In the event of a breach, you should confirm that management follows that process. Even if there’s no evidence that financial systems were compromised or that intruders gained access to the necessary credentials, could the attack have materially impacted your financial reporting systems and capacity?
Considerations may include:
With expanded disclosures on 10-Ks regarding cyber risk management, strategy and governance, how can we be comfortable with our factual accuracy? What level of assurance do we need that our cybersecurity strategy and practices are followed in day-to-day operations?
The CFO must sign a certification relating to the accuracy of information in the filing as well as with respect to establishing, maintaining and evaluating the effectiveness of disclosure controls and procedures regarding material information. This means you’re accountable for accurately disclosing the organization’s cyber risk management practices even if you’re not responsible for the day-to-day management of cyber risk.
Others in the company will need to provide input into what’s disclosed and how. Stakeholders include the CISO, GC, finance/accounting and internal audit staff, among others. Make your questions as open-ended as possible so you can really feel comfortable with the disclosures’ completeness and accuracy.
The items required for disclosure shouldn’t be your only concern, however. Try to learn details about the activities you describe in the disclosure. If your cyber risk management program includes working with third parties, for example, ask about those vendors’ qualifications, the frequency and scope of their testing, and the results of those tests. While these details go beyond what may be required in the disclosure, understanding the broader picture will be important to your comfort when you certify.

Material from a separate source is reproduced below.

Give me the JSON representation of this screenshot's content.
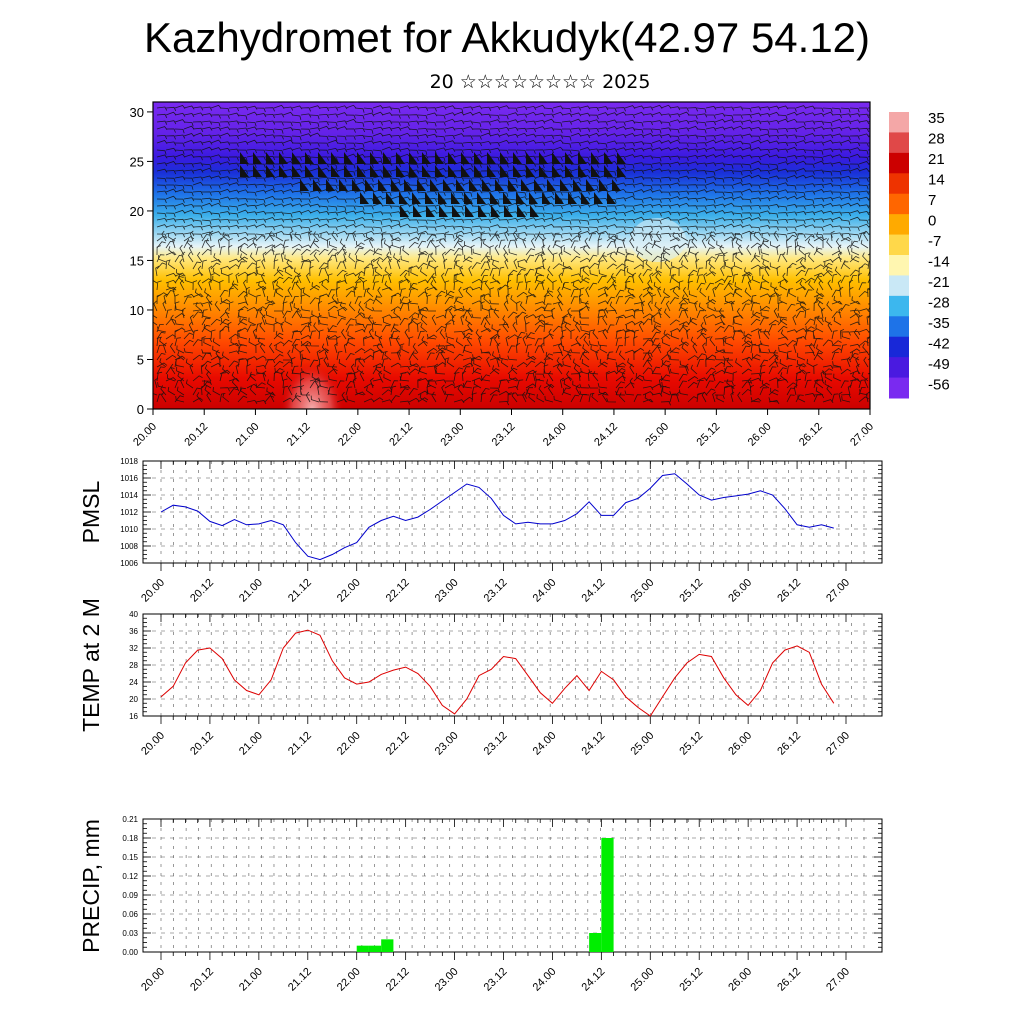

Everyone involved in drafting the 10-K should understand that what’s disclosed will be publicly revealed and the potential implications. While those in finance/accounting, the GC’s office and internal audit will be familiar with this situation, those in the CISO’s office may not be. The organization should consider providing training on disclosure procedures and the implications. Reviews and “sub-certifications,” in which key individuals responsible for cyber risk management also attest to disclosure accuracy, are other verification methods.
Get involved in discussions among those responsible for cyber risk management and the board or any subcommittees. Knowing what information is flowing to the board can alert you to any material changes that could require additional or different disclosure in SEC filings.
If your 10-K is due later in the cycle, review the first wave filings from your peers to get an early baseline on industry disclosure practice. Even after you file your 10-K, continue to look around to see what other companies are doing. This will help you understand how your cyber risk management differs from your peers, helping you to make changes as needed.
How prepared are we to answer questions from the board about cyber disclosures?
The SEC didn’t include a cyber expertise disclosure requirement on boards, but the increased attention to and disclosures on cyber risks will remain a board concern. Board members will likely request more frequent or detailed updates regarding cyber risk management from company managers and even outside experts.
CFOs — working closely with GCs, CISOs, internal auditors and others within the organization — should be ready to answer questions from the board about disclosures regarding material and immaterial cyber incidents as well as annual disclosures of cyber risk management, strategy and governance.
Board members will likely ask about the company’s investments in cybersecurity risk management as well as costs associated with any past cybersecurity incidents. In addition, given your role in establishing and evaluating the effectiveness of disclosure controls and procedures and internal control over financial reporting, you’ll probably be asked how the company’s cyber risk has affected these processes and how new and emerging risks might change them.